While investor market share is highest in Jacksonville, investors bought 31.9 percent fewer properties than they did a year earlier. Many investors are looking to offload properties, according to local Redfin agent Heather Kruayai.
“Almost all of my listings right now are people looking to sell investment properties or second homes,” Kruayai said. “They want to get rid of them now while they still have some value because they’re scared there’s going to be another big crash.”
Investor purchases of single-family homes drop the most
Investor purchases of single-family homes fell 32.3 percent year-over-year in the third quarter, declining more than any other property type. Investor purchases of condos/co-ops decreased 27.5 percent, while purchases of townhouses and multi-family properties both slumped about 18 percent, according to Redfin.
Demand for single-family homes soared during the pandemic as scores of people left condos and apartments in cities for more room in the suburbs, but that demand has eased as the pandemic has subsided and many people have returned to the office and city life.
Still, single-family homes remained the most popular property type among investors in the third quarter, representing nearly three-quarters (72.8 percent) of investor purchases. Condos/co-ops came in second at 16.4 percent, followed by townhouses (6.2 percent) and multi-family properties (4.6 percent).
Investor purchases of mid-priced homes fell 37.1 percent year-over-year in the third quarter, while investor purchases of high-priced homes fell 35.7 percent. By comparison, investor purchases of low-priced homes fell 20 percent.
Demand for high-end goods tends to slow during times of financial stress. Rising interest rates, inflation, a tepid stock market and economic uncertainty have made it less feasible for many people to purchase luxury products, including homes, Redfin assessed.

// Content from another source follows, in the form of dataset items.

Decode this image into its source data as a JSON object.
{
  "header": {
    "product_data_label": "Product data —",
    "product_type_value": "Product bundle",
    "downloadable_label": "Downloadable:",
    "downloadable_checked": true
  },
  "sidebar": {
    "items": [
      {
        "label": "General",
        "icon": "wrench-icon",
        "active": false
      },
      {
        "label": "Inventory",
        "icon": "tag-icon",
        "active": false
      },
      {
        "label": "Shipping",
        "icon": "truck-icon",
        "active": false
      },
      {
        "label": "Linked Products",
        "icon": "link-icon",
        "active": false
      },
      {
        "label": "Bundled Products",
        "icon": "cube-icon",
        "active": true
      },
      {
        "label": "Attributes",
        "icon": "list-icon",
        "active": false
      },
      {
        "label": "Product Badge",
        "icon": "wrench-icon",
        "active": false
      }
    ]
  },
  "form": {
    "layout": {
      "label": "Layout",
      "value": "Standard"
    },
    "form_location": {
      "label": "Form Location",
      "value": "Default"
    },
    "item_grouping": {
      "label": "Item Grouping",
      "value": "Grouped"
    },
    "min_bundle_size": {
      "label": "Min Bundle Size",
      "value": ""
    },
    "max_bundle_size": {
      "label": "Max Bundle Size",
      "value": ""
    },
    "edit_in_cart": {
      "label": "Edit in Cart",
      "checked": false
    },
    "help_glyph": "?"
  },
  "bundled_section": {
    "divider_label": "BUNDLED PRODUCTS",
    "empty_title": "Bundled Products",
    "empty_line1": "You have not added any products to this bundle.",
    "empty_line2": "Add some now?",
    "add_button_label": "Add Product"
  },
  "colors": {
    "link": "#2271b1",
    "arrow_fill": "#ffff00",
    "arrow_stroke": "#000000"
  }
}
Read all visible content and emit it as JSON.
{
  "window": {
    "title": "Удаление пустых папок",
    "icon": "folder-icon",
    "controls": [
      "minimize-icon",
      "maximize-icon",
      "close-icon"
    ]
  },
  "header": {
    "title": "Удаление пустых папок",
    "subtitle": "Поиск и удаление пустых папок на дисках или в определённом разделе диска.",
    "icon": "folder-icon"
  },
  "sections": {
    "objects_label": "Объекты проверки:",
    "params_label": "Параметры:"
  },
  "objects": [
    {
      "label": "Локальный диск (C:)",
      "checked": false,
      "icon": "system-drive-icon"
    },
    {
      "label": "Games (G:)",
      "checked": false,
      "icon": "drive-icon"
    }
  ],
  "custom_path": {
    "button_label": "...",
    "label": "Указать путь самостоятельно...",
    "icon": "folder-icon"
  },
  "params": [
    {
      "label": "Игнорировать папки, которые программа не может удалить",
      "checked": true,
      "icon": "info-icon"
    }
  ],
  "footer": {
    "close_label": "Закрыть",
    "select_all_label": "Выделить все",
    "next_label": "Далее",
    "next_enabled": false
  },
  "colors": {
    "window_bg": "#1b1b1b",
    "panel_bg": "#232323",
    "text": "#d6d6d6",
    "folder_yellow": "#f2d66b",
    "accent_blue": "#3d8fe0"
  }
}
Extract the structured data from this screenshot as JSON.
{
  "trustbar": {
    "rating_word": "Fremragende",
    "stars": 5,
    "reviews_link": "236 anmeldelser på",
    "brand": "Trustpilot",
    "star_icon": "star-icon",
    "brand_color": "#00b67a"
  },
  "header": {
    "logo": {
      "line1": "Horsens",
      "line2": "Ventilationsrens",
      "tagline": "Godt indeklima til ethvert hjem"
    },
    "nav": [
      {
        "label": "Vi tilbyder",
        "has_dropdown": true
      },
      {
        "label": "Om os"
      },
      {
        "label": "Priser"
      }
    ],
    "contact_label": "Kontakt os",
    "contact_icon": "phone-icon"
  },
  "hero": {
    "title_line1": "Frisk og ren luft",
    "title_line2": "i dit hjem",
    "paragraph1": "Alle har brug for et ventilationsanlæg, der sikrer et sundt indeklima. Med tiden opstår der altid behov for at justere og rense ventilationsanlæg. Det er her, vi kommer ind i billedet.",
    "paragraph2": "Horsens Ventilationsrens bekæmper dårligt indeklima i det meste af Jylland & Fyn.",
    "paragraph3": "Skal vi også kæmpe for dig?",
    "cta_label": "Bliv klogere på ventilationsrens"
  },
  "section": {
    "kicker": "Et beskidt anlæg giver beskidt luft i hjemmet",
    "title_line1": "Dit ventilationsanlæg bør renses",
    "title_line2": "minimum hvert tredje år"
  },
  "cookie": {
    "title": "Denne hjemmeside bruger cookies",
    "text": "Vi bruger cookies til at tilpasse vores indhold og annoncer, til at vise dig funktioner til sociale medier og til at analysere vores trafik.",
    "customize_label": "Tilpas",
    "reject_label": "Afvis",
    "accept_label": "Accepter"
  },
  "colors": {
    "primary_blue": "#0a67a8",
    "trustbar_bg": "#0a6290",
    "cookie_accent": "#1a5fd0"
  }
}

Low-priced homes made up 43.2 percent of investor home purchases in the third quarter, while mid-priced homes made up 29.7 percent and high-priced homes represented 27.1 percent.
As a result, investors had the highest market share in the low-priced market; buying 23.6 percent of low-priced homes that sold in the third quarter, compared with 15.3 percent of mid-priced homes and 13.9 percent of high–priced homes.